The new payment system will be built into the new iPhones and the upgraded Apple's operating system called iOS 8.

Cook said that in the United States alone each day, "that's 200 million times that we scramble through our credit cards and go through what is a fairly antiquated payment process."

Cook showed a video of a consumer tapping a phone on a payment terminal, commenting, "it's so cool."

Cook introduced Apple Watch with the "one more thing" introduction that was a trademark of iconic Apple co-founder Steve Jobs.

"It is the next chapter in Apple's story," Cook said of the first new product category to be entered by the company since the death of Jobs in 2011.

"We invented intimate ways to connect and communicate directly from your wrist; it works seamlessly with iPhone and it is also a comprehensive health and fitness device."

The watch comes in two sizes and an array of choices of interchangeable, fashionable wrist straps, and will also work with Apple Pay.

Apple watch will start at $349 when it is released early next year, according to Cook. The smartwatch will work with iPhone 5 models and newer.

While Apple Watch has touch-screen capabilities, many controls were designed into a "digital crown" button so fingers do not block screens.

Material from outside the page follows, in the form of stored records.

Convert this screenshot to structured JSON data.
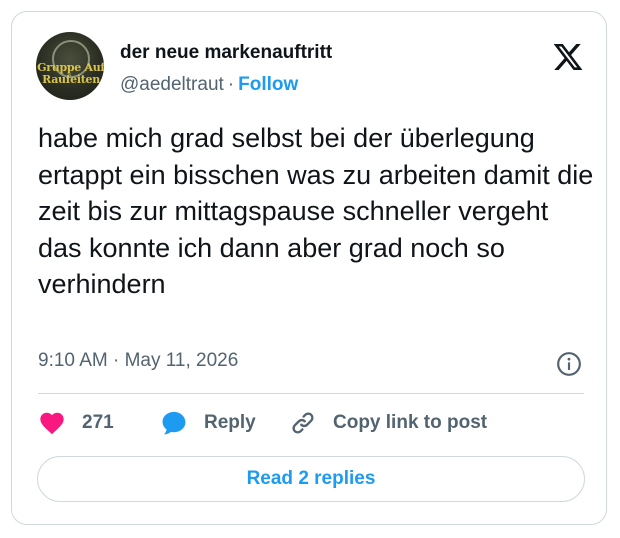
{
  "author": {
    "display_name": "der neue markenauftritt",
    "handle": "@aedeltraut",
    "separator": "·",
    "follow_label": "Follow",
    "avatar_text_line1": "Gruppe Auf",
    "avatar_text_line2": "Raufeiten"
  },
  "tweet": {
    "text": "habe mich grad selbst bei der überlegung ertappt ein bisschen was zu arbeiten damit die zeit bis zur mittagspause schneller vergeht das konnte ich dann aber grad noch so verhindern",
    "timestamp": "9:10 AM · May 11, 2026"
  },
  "actions": {
    "like_count": "271",
    "reply_label": "Reply",
    "copy_label": "Copy link to post"
  },
  "read_replies_label": "Read 2 replies",
  "icons": {
    "brand": "x-logo-icon",
    "info": "info-icon",
    "like": "heart-icon",
    "reply": "speech-bubble-icon",
    "copy": "link-icon"
  },
  "colors": {
    "accent": "#1d9bf0",
    "heart": "#f91880",
    "muted": "#536471",
    "border": "#cfd9de"
  }
}
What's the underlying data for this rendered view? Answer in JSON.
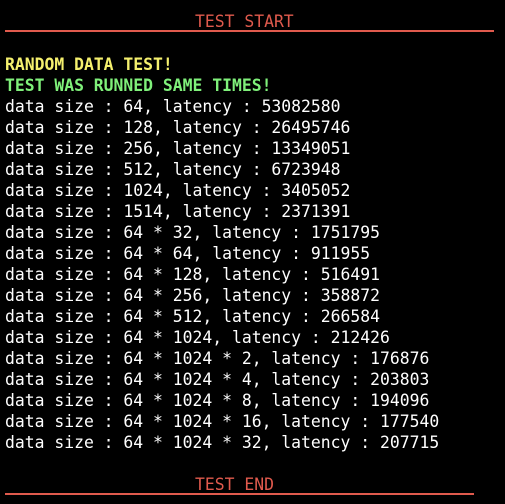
{
  "colors": {
    "background": "#000000",
    "default_text": "#ffffff",
    "banner": "#e05a4d",
    "heading_yellow": "#f5f06e",
    "heading_green": "#7ff07a"
  },
  "banner_start": "TEST START",
  "banner_end": "TEST END",
  "headings": {
    "random_test": "RANDOM DATA TEST!",
    "runned_same": "TEST WAS RUNNED SAME TIMES!"
  },
  "results": [
    "data size : 64, latency : 53082580",
    "data size : 128, latency : 26495746",
    "data size : 256, latency : 13349051",
    "data size : 512, latency : 6723948",
    "data size : 1024, latency : 3405052",
    "data size : 1514, latency : 2371391",
    "data size : 64 * 32, latency : 1751795",
    "data size : 64 * 64, latency : 911955",
    "data size : 64 * 128, latency : 516491",
    "data size : 64 * 256, latency : 358872",
    "data size : 64 * 512, latency : 266584",
    "data size : 64 * 1024, latency : 212426",
    "data size : 64 * 1024 * 2, latency : 176876",
    "data size : 64 * 1024 * 4, latency : 203803",
    "data size : 64 * 1024 * 8, latency : 194096",
    "data size : 64 * 1024 * 16, latency : 177540",
    "data size : 64 * 1024 * 32, latency : 207715"
  ]
}
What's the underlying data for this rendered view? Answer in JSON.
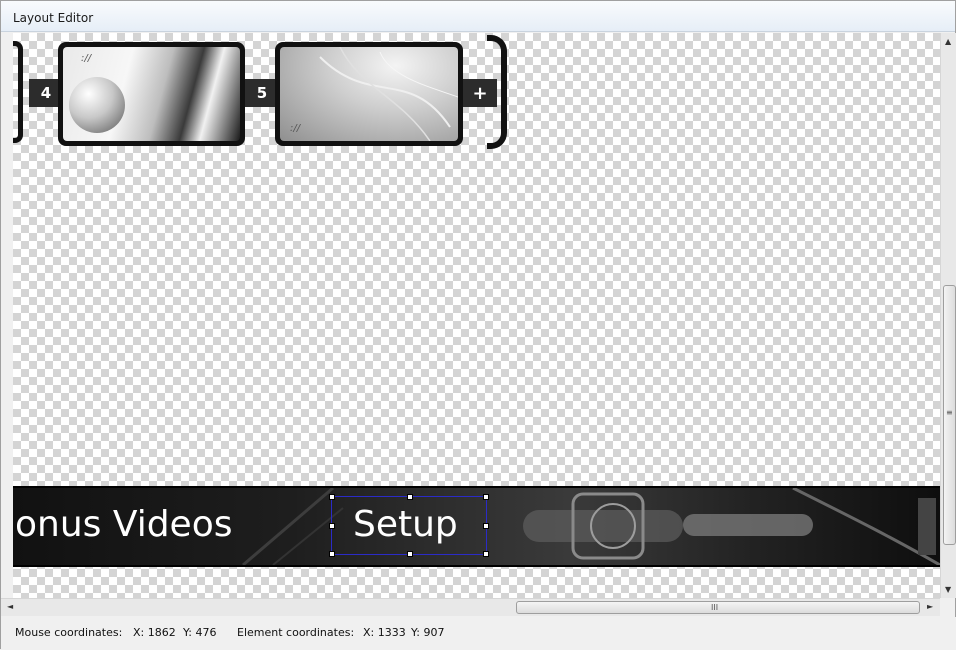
{
  "window": {
    "title": "Layout Editor"
  },
  "thumbnails": [
    {
      "number": "4",
      "mark": "://"
    },
    {
      "number": "5",
      "mark": "://"
    }
  ],
  "add_tab": {
    "label": "+"
  },
  "menu": {
    "items": [
      {
        "label": "onus Videos"
      },
      {
        "label": "Setup",
        "selected": true
      }
    ]
  },
  "scrollbars": {
    "up_arrow": "▲",
    "down_arrow": "▼",
    "left_arrow": "◄",
    "right_arrow": "►",
    "v_grip": "≡",
    "h_grip": "III"
  },
  "status": {
    "mouse_label": "Mouse coordinates:",
    "mouse_x": "X:  1862",
    "mouse_y": "Y:  476",
    "element_label": "Element coordinates:",
    "element_x": "X:  1333",
    "element_y": "Y:  907"
  },
  "colors": {
    "selection_border": "#2b2bc8",
    "menu_text": "#ffffff",
    "checker_dark": "#d4d4d4"
  }
}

Sensors can detect a wearer's pulse, and the devices tap into location-sensing features in iPhones to provide a "comprehensive picture of activity" and help work toward fitness goals, according to Apple senior vice president of design Jonathan Ive.

Applications for the watch include map software that guides people to destinations with gentle "taps" on the wrist.

Apple showed off programs for checking into American Airlines flights, unlocking Starwood hotel room doors, and even controling home lighting or temperature.

"It is amazing what you can do from your wrist," Cook said.

He touted the potential for Watch activity and pulse tracking capabilities to promote fit lifestyles.

 

  'Bold, risky' category push

Market tracker IHS saw Apple as aiming to reset the wearable computing market the way it transformed the world of smartphones with the release of the iPhone.

"But moving into a new category is a bold, expensive and risky effort," IHS said in an initial analysis of the Apple announcements.

Despite an array of smartwatch releases, no one seems to have found the key to the market, according to analyst Roger Kay of Endpoint Technologies.

Synching Apple Watch capabilities to iPhones also means that the overall cost of strapping one on could near $1,000, Kay noted.

"I'm not getting the impression that Apple has nailed the category," Kay told AFP.